The early government of the United States was not limited in scope, power, or activity because of weakness or inability to marshal resources not gained until the late nineteenth and early twentieth century. It was limited deliberately. Not because the Founders or anyone normally views it as a good thing that people don’t have employment, healthcare, food, education, or anything else commonly assumed to be a “right” today. It was limited because these items, items which are produced by other citizens, were not seen as the legitimate “rights” of other citizens. All men have the fundamental right to their own persons and the products of their own labor. They do not, however, own the products of other men by right. The critical development signified by the American Republic was the notion that government was instituted for the expressly limited purpose of protecting individual rights, including the fundamental rights of property.

Healthcare, no matter how vital we may think it is, is not a right. It is a service and/or series of services produced and offered by a whole host of our fellow citizens. One such citizen is my sister, a registered nurse in Clark County. This is not a question of prices and costs, but of rights. The government has been improperly intruding into the economy for over one hundred years now, with sometimes horrific effects, recently on display in the last year or so. The healthcare field is no exception to our mixed economy nightmare; it has been actively meddled in for decades from Medicare and Medicaid to the creation of HMOs, creatures of government interference. As awful as this situation is, the government is now considering, under pressure from President Obama, making matters much worse.

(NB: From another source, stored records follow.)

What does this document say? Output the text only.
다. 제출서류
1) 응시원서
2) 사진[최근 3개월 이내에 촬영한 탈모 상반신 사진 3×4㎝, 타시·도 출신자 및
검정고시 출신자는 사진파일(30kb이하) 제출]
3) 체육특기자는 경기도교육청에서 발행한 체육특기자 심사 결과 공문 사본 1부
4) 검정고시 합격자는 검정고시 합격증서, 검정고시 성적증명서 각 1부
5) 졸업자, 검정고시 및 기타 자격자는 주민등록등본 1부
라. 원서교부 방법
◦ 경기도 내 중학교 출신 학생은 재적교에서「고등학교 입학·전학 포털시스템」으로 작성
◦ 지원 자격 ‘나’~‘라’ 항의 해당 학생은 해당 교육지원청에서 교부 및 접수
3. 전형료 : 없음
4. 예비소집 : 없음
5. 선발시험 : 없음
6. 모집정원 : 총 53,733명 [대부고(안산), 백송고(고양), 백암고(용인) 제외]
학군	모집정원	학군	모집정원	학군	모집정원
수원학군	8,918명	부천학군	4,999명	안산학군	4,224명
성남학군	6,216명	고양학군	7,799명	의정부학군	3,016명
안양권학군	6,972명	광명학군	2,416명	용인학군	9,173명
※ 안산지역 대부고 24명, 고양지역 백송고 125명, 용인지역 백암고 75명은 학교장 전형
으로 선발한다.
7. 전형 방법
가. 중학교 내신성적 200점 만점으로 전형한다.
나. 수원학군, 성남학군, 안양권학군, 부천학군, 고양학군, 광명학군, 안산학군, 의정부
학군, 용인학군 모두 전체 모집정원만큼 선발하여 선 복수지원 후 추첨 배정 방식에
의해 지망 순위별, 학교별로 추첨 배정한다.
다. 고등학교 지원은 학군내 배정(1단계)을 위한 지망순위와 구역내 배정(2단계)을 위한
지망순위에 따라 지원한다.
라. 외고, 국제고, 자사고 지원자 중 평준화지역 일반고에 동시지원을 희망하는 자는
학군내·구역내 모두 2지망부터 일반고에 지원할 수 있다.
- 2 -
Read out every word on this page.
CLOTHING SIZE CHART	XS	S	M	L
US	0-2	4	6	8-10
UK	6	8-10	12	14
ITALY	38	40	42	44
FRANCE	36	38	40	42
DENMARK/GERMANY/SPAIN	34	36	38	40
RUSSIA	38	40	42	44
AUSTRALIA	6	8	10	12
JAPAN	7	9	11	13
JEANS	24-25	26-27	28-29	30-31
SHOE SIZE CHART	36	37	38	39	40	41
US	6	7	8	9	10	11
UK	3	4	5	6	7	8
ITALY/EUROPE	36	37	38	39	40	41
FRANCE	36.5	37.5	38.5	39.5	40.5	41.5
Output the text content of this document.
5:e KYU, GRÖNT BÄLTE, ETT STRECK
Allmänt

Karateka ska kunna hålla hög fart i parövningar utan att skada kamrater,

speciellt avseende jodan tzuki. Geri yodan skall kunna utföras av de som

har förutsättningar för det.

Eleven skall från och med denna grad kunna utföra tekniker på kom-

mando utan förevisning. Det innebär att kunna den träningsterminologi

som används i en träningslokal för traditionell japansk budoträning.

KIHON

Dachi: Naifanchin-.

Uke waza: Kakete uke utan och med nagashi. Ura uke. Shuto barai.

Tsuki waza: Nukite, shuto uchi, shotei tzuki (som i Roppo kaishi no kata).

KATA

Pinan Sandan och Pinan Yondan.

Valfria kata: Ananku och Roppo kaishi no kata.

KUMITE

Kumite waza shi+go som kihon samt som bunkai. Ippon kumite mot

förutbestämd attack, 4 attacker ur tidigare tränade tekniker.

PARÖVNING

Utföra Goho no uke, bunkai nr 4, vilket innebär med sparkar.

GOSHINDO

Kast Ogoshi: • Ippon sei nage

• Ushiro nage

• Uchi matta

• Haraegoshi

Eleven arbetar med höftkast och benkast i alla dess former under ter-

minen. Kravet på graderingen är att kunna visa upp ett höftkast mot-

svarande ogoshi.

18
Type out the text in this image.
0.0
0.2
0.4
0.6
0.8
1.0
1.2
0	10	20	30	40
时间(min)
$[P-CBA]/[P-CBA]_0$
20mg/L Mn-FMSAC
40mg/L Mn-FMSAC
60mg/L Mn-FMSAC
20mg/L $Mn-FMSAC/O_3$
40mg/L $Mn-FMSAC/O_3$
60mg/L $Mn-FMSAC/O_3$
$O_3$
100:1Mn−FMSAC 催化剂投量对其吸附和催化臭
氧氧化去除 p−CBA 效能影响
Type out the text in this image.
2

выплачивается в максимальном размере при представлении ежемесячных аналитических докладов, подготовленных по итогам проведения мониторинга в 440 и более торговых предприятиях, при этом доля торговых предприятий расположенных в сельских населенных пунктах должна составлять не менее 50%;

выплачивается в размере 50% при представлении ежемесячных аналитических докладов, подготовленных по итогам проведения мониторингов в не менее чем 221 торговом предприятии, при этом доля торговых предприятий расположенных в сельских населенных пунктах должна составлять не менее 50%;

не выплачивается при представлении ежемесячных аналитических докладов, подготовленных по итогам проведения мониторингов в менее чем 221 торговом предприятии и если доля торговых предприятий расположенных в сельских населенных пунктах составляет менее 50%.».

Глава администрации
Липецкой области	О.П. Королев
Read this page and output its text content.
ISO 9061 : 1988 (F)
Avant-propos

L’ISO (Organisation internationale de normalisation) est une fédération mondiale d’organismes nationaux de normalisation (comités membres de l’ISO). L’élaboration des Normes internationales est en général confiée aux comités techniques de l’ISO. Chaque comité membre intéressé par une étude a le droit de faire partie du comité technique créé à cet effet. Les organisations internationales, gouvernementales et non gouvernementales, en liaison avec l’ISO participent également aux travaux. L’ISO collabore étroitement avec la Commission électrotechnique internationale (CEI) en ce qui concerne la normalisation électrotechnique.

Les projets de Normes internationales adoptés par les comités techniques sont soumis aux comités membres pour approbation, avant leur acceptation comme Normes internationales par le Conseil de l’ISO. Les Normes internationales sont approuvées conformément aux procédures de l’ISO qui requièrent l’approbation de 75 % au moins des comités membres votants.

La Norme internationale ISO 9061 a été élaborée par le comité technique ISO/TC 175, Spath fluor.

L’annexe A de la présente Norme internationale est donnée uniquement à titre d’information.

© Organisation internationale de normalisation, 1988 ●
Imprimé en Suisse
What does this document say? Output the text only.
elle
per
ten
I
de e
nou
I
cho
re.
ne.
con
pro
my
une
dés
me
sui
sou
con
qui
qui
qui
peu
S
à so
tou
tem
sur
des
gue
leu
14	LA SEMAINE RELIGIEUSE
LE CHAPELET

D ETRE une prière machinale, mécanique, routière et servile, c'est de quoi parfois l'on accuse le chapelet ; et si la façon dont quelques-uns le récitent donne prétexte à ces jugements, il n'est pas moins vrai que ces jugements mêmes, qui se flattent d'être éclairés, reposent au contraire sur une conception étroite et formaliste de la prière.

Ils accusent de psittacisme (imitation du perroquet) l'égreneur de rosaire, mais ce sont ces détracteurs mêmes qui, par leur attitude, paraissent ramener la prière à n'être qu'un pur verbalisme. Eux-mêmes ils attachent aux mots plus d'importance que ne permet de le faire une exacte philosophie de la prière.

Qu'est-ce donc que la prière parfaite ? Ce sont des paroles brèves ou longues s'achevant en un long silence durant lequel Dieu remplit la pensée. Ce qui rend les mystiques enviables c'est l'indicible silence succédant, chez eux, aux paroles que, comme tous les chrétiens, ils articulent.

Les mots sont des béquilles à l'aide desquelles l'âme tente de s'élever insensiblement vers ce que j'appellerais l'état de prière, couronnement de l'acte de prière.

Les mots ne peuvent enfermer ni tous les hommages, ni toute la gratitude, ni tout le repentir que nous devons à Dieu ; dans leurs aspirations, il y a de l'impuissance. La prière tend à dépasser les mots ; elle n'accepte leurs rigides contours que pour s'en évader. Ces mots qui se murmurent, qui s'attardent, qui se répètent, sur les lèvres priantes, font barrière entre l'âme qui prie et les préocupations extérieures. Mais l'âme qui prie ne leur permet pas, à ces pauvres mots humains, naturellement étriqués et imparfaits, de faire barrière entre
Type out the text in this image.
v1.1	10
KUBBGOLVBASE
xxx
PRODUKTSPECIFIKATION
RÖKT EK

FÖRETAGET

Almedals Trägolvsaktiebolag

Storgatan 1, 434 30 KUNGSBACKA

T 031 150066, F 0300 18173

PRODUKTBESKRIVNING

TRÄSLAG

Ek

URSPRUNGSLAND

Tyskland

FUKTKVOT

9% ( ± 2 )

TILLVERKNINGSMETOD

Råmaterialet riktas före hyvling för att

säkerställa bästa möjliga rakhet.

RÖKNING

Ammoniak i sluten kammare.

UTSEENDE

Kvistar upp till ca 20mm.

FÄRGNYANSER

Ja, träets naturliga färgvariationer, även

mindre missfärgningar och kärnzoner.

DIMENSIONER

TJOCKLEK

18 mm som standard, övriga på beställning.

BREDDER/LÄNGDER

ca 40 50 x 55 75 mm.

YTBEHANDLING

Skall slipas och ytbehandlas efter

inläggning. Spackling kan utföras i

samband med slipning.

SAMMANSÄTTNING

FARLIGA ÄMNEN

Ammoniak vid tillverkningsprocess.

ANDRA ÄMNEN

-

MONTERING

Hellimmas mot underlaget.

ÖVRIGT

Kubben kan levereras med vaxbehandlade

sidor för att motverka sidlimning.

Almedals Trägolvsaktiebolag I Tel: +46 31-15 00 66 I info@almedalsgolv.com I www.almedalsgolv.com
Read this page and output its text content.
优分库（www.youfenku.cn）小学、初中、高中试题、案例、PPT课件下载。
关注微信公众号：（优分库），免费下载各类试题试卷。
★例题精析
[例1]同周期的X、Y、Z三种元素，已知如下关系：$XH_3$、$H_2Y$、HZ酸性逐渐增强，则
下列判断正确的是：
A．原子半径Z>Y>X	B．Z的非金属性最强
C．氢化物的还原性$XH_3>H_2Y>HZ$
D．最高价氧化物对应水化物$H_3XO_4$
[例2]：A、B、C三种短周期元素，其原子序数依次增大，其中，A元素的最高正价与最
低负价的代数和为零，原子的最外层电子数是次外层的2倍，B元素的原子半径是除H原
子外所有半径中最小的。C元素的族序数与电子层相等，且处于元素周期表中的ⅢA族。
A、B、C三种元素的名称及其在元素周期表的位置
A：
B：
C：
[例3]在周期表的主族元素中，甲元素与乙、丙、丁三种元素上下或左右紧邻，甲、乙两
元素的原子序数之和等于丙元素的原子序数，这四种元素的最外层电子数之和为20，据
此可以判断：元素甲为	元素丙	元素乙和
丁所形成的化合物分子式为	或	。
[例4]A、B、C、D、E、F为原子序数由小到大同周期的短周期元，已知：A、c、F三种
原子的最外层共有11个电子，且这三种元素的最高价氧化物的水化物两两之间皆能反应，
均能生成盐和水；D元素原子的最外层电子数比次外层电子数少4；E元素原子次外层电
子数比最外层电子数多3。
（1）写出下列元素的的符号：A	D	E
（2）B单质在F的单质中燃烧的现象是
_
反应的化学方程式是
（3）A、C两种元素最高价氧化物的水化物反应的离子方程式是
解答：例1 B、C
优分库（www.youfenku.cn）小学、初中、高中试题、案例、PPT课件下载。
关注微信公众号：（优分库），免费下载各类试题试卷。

The government has no business getting involved in health insurance, even under the “benign” rhetoric of the current plan before congress. There is no mandate for this in the Constitutional charter ratified by the people of the United States in 1787-1789. Your job is, explicitly, to live within the confines of that document or to amend it for some non-delegated purpose. Creating a government insurance program is not a delegated power of the congress. There is a reason for this beyond the more primitive state of human healthcare in the late eighteenth century. A person cannot have a right to the products and services of another. That situation is normally called slavery. It was not compatible with human liberty when the republic was founded, and it is not compatible now. Such a situation is founded upon force, not liberty. It is, at base, fundamentally unjust and not worthy of this country. You should be working to rid the republic of all vestiges remaining that suggest force is a proper way for government to interact with the citizens who are its lords and masters.

Do not turn the American Republic, the republic of Washington, Adams, Jefferson and Madison into the “bread and circuses” nightmare of Imperial Rome. If we go down that road any further, there will be increasingly little chance that we will find our ways back. Our situation today of affluence, power, and technological dominance over nature was not an accidental development, nor is its continuation at all assured. Your actions now matter immensely. History will judge whether you acted, like the heroes of other epochs, to guarantee a rebirth of liberty, or whether you pandered with other people’s money to “guarantee” services provided by yet others. As a historian, I am as certain of how this moment will be recorded as one can be. One path is glory, the other is ignominy. Please consider these matters and please choose wisely.